Medical laboratory scientist

Summary
A medical laboratory scientist (MLS) or clinical laboratory scientist (CLS) or medical technologist (MT) performs diagnostic testing of blood and body fluids in clinical laboratories. The scope of a medical laboratory scientist's work begins with the receipt of patient or client specimens and terminates with the delivery of test results to physicians and other healthcare providers. The utility of clinical diagnostic testing relies squarely on the validity of test methodology. To this end, much of the work done by medical laboratory scientists involves ensuring specimen quality, interpreting test results, data-logging, testing control products, performing calibration, maintenance, validation, and troubleshooting of instrumentation as well as performing statistical analyses to verify the accuracy and repeatability of testing. Medical laboratory scientists may also assist healthcare providers with test selection and specimen collection and are responsible for prompt verbal delivery of critical lab results. Medical Laboratory Scientists in healthcare settings also play an important role in clinical diagnosis.
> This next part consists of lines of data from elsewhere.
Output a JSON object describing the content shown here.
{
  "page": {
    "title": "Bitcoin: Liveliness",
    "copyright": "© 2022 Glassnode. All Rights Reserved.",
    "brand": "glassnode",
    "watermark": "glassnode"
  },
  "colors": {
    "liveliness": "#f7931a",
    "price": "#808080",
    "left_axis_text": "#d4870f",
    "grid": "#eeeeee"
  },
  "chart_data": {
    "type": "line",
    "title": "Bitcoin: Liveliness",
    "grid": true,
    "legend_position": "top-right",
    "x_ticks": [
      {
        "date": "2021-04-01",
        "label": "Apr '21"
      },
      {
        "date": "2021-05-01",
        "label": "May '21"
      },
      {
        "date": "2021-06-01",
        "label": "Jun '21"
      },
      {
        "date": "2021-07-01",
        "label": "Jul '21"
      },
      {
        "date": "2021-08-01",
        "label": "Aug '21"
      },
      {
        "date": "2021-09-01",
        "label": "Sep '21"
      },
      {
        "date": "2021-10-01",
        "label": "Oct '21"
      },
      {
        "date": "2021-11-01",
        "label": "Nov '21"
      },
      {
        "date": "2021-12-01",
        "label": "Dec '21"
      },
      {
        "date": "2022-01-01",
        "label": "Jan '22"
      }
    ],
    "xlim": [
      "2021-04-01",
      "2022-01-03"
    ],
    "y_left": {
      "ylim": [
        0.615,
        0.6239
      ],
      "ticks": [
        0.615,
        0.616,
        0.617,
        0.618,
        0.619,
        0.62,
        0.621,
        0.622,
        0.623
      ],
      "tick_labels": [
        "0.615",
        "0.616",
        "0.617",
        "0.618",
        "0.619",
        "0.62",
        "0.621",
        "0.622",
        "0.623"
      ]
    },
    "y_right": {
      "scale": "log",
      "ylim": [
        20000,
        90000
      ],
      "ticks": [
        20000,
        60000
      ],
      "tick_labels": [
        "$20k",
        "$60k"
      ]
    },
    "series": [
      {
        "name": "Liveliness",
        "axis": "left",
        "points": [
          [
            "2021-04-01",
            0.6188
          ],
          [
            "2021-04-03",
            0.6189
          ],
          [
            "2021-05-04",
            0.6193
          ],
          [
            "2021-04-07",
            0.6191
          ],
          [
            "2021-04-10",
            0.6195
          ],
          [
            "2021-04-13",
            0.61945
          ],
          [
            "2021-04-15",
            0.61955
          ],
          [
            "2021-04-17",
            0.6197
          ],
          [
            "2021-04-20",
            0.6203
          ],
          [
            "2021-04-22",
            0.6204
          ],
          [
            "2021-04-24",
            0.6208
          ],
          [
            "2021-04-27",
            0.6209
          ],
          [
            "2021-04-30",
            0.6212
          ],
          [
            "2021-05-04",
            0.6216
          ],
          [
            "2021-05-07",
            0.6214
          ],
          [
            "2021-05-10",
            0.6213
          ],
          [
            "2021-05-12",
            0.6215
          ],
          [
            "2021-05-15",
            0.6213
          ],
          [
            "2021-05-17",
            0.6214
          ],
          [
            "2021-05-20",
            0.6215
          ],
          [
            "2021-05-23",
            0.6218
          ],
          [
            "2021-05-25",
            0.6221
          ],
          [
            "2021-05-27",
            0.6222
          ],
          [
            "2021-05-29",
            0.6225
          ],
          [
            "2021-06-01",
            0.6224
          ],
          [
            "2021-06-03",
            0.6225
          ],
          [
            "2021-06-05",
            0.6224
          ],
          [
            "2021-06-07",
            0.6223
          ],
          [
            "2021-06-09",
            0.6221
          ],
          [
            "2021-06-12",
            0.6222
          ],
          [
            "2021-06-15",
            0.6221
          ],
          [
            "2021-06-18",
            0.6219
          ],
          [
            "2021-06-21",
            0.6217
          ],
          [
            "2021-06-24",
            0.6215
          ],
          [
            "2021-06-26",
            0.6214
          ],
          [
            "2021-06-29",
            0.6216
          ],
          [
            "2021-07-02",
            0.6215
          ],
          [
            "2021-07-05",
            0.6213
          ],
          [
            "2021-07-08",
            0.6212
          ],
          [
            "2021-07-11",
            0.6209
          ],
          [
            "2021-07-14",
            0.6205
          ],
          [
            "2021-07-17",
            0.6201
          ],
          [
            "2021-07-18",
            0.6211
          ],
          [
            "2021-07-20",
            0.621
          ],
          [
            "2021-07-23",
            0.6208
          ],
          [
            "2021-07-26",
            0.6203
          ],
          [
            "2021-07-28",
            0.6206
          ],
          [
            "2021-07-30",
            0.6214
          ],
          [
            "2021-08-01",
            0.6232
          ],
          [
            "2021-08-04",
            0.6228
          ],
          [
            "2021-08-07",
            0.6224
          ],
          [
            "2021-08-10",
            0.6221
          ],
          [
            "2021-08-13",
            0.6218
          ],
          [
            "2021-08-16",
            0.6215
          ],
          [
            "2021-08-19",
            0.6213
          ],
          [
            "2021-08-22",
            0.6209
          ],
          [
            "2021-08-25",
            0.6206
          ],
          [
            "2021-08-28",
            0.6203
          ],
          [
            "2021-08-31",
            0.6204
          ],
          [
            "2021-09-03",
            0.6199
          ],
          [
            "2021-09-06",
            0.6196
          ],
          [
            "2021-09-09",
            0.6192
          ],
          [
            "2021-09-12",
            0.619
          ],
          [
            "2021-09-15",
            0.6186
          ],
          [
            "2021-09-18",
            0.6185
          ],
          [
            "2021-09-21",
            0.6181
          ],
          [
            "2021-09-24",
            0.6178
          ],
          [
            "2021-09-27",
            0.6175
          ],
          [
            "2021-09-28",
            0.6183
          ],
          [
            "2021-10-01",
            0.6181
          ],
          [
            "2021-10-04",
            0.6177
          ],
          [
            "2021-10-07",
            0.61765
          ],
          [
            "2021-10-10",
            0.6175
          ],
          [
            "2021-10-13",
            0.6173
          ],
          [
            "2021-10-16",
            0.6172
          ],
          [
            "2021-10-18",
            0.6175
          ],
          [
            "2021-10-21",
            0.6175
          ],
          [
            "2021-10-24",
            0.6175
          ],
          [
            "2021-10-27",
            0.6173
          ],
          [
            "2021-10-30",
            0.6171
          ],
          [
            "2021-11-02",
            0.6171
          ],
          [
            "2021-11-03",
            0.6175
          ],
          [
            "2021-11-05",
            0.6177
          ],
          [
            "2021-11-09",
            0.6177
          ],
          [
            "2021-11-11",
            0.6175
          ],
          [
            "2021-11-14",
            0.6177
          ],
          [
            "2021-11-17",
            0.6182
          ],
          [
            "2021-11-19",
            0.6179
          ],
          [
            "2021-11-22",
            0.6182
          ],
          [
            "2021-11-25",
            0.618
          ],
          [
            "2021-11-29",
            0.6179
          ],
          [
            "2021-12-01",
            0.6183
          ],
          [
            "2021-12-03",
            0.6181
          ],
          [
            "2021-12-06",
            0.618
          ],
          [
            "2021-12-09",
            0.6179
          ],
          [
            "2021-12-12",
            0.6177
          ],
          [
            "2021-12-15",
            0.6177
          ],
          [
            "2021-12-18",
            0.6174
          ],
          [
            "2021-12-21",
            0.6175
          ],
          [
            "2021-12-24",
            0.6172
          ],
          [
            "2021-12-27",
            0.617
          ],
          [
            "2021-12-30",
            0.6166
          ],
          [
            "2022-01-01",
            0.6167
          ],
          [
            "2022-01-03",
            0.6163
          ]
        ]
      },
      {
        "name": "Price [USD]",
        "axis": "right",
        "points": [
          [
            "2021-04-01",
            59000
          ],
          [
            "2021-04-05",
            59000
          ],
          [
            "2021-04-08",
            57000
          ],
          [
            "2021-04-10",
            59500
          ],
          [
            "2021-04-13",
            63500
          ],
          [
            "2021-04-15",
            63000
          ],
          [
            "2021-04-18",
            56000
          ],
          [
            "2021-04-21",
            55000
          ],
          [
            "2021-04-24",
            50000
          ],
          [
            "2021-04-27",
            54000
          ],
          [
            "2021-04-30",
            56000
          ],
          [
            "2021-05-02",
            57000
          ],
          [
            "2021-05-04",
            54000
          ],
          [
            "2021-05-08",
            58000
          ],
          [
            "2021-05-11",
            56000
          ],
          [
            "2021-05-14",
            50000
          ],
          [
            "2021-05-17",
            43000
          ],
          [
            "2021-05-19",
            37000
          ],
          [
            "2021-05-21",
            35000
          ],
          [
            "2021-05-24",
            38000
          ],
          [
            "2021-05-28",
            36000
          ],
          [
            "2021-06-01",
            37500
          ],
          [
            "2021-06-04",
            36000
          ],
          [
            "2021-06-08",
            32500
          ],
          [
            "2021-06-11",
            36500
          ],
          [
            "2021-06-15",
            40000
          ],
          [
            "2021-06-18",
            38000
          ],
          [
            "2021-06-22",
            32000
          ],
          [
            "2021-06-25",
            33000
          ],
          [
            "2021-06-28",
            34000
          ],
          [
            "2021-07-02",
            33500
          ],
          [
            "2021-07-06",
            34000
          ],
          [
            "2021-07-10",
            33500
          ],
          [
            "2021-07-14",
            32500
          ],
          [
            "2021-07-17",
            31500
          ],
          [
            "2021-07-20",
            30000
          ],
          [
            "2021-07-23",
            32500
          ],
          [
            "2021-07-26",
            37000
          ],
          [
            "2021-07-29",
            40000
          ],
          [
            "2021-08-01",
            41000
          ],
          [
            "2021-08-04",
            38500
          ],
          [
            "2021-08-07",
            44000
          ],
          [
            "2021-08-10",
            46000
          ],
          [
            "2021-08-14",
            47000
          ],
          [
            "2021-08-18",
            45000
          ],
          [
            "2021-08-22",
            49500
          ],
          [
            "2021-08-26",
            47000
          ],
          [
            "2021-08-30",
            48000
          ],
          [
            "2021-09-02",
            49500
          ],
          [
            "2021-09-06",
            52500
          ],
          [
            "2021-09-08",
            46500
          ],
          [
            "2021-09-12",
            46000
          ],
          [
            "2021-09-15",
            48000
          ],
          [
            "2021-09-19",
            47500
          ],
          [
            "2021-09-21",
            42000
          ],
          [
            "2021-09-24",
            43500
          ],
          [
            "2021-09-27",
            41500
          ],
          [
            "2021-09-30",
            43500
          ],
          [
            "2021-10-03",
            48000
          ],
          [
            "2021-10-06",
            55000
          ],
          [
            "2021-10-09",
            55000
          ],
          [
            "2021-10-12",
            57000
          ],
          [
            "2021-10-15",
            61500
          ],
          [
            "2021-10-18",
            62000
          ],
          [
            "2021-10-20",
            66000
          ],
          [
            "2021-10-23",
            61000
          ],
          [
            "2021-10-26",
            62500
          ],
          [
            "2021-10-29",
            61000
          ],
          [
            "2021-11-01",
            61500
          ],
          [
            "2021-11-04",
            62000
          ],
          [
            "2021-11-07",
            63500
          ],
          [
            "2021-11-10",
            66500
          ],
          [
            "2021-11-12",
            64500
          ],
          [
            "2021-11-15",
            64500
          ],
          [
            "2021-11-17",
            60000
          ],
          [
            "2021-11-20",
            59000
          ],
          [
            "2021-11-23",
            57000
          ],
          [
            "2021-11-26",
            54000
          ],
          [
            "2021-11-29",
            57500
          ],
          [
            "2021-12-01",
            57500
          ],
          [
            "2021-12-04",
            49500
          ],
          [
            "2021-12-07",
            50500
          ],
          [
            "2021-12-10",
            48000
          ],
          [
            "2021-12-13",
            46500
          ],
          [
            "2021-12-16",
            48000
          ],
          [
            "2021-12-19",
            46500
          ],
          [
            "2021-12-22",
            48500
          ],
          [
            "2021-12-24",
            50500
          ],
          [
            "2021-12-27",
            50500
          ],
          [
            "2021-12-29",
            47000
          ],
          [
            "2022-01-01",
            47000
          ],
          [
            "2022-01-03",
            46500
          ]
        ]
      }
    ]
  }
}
An estimated 70% of medical decisions are based on laboratory test results and MLS contributions affect 95% of a health system's costs. The most common tests performed by medical laboratory scientists are complete blood count (CBC), comprehensive metabolic panel (CMP), electrolyte panel, liver function tests (LFT), renal function tests (RFT), thyroid function test (TFT), urinalysis, coagulation profile, lipid profile, blood type, semen analysis (for fertility and post-vasectomy studies), serological studies and routine cultures. In some facilities that have few phlebotomists, or none at all, (such as in rural areas) medical laboratory scientists may perform phlebotomy. Because medical laboratory scientists have many transferable technical skills, employment outside of the medical laboratory is common. Many medical laboratory scientists are employed in government positions such as the FDA, USDA, non-medical industrial laboratories, and manufacturing.